Today, Mackenzie's population has recovered and it now has a different labour problem: It cannot attract enough workers.

The B.C. government recently launched a skills-training plan to try to meet the looming demand for skilled workers, particularly in the North. What is happening now in Mackenzie illustrates an important complication – persuading workers to move to where the jobs are.

In 2011, Pat Bell was B.C.'s jobs minister, and he approved an advertising campaign to encourage British Columbians to move to the North to take advantage of job opportunities. Today, the former politician is an executive for Conifex Timber, which owns two sawmills in Mackenzie, 185 kilometres north of Prince George. Mr. Bell is still trying to figure out the answer to the same problem.

"We have a mill in Mackenzie that is currently shuttered. It would be economic to reopen it; we could open it and make a profit tomorrow," he said in an interview. "Our biggest single challenge is, how would we staff that mill, because we would need upwards of 200 people … And that is, for us, a mountain we cannot see how we can climb. We are struggling to fill the positions in our existing mills."

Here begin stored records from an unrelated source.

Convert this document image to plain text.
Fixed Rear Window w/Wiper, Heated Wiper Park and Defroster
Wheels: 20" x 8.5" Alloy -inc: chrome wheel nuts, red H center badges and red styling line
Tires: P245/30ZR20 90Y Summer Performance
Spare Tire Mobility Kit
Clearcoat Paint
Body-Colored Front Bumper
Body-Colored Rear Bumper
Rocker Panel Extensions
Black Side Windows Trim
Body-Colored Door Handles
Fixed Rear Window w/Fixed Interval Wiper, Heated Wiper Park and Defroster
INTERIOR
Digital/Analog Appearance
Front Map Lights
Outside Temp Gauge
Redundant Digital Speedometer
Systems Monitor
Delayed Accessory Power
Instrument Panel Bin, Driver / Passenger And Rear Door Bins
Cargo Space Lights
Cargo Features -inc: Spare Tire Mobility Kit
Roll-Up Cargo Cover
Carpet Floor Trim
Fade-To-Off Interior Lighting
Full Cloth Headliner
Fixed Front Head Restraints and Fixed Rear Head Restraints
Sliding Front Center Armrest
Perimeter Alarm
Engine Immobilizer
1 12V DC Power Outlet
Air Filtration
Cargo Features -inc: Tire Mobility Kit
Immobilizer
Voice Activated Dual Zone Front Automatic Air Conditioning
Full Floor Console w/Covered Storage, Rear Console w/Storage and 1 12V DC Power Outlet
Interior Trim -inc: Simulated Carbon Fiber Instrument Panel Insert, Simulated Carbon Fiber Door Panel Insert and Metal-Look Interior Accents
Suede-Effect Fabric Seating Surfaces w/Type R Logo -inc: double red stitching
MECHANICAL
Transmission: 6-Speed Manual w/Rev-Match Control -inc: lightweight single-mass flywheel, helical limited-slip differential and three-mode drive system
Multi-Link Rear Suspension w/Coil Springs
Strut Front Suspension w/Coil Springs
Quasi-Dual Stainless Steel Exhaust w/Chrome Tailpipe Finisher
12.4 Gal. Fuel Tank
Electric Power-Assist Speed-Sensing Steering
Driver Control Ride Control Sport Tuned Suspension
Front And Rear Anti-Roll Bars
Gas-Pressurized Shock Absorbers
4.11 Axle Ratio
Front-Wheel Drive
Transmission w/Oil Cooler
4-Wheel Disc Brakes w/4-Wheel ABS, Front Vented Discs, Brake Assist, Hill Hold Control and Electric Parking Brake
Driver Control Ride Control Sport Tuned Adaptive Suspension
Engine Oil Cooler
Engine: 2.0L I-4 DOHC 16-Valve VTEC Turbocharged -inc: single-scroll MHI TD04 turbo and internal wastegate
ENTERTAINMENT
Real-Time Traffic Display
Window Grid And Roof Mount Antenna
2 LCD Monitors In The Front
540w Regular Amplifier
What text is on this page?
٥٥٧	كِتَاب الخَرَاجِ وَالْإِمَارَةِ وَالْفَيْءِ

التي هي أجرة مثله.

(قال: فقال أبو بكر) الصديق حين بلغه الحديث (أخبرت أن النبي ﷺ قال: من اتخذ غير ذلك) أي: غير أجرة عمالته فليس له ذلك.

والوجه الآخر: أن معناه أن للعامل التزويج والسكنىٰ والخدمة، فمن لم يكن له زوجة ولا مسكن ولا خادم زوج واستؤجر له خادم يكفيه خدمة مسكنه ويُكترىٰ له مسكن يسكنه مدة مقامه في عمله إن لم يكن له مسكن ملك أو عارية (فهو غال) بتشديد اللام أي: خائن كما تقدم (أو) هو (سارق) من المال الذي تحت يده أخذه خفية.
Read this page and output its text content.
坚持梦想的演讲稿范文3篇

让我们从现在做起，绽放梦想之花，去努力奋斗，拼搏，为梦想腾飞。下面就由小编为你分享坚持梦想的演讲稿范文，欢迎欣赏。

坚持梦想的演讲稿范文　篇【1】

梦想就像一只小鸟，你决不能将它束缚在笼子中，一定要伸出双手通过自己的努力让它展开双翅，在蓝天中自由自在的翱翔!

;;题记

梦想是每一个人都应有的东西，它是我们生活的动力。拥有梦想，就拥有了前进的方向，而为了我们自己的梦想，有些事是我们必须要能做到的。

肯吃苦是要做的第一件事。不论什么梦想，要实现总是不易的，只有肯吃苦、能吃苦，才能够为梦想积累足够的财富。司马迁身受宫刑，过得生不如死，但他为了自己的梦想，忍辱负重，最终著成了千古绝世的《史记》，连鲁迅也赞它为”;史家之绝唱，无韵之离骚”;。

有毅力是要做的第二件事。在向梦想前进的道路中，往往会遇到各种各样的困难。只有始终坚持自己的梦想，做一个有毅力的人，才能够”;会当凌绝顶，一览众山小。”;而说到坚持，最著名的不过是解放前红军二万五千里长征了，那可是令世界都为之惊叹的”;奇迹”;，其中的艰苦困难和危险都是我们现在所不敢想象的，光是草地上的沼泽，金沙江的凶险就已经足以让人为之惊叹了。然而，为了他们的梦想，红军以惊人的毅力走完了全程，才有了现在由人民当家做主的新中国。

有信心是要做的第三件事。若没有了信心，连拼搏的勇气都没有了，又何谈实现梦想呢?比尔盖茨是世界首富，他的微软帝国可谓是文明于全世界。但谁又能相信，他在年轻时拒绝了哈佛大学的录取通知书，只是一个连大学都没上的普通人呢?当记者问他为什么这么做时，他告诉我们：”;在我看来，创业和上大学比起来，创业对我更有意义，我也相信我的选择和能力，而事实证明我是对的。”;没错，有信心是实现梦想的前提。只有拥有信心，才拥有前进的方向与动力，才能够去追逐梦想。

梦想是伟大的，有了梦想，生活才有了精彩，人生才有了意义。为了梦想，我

Conifex bought two sawmills in Mackenzie after AbitibiBowater abandoned the town. The Site 1 sawmill was closed in 2008 and remains dark, but at the Site 2 sawmill, Conifex is running as hard as it can with the crew it has. The company is looking across Canada for workers – millwrights and electricians and more.

An entry-level job on cleanup duty in the mill pays $27.50 an hour with full union benefits and a pension plan. With overtime, the average salary would be about $70,000 – this in a town where $200,000 buys a fine, four-bedroom home.

The town's mayor, Stephanie Killam, spent years trying to hold the community together through the tough times. Now she is busy trying to attract new families. She rattles off the town's attractions with a well-honed sales pitch: Clean air and a safe community nestled in a region that serves as a massive outdoor playground for fishing, hiking and golf. "We have a recreation centre, a swimming pool, a skateboard park and a small ski hill," she says. "If we can get people into the community to look, they say 'Wow, you have this?'"

But getting people to take a look isn't easy. The mills are all having trouble hiring, she said. "Sometimes I think the reputation that communities get, when they have been down and out, is hard to shake."

Companies like Conifex and Canfor don't see the current uptick in forestry as a short-term rebound – the two companies are putting more than $140-million into their Mackenzie operations. However, B.C.'s resource towns do have a boom-and-bust reputation and that is not just a problem for one community.

The provincial government estimates that 38,500 new jobs will open up in the North in the next ten years. The skills-training program emphasizes that many of these are mobile jobs – trades jobs that will require people willing to relocate or spend much of their time based in work camps, building pipelines and mines and liquefied natural gas plants.

Shirley Bond is B.C.'s Jobs Minister now and, like Mr. Bell, she is a champion of rural and northern communities. She sings the praises of her home town of Prince George in the central interior, where traffic jams last minutes, not hours, and her son can afford to buy a home. But luring young people away from the cities isn't easy. "It is one of the most challenging things we face," she said.

Ms. Bond is advocating a system of financial incentives – for example, offering student-loan discounts for people who are willing to join that mobile work force of the future. It is worth a try, because without changing attitudes, those new jobs that the B.C. Liberal government has worked so hard to attract won't be filled by British Columbians.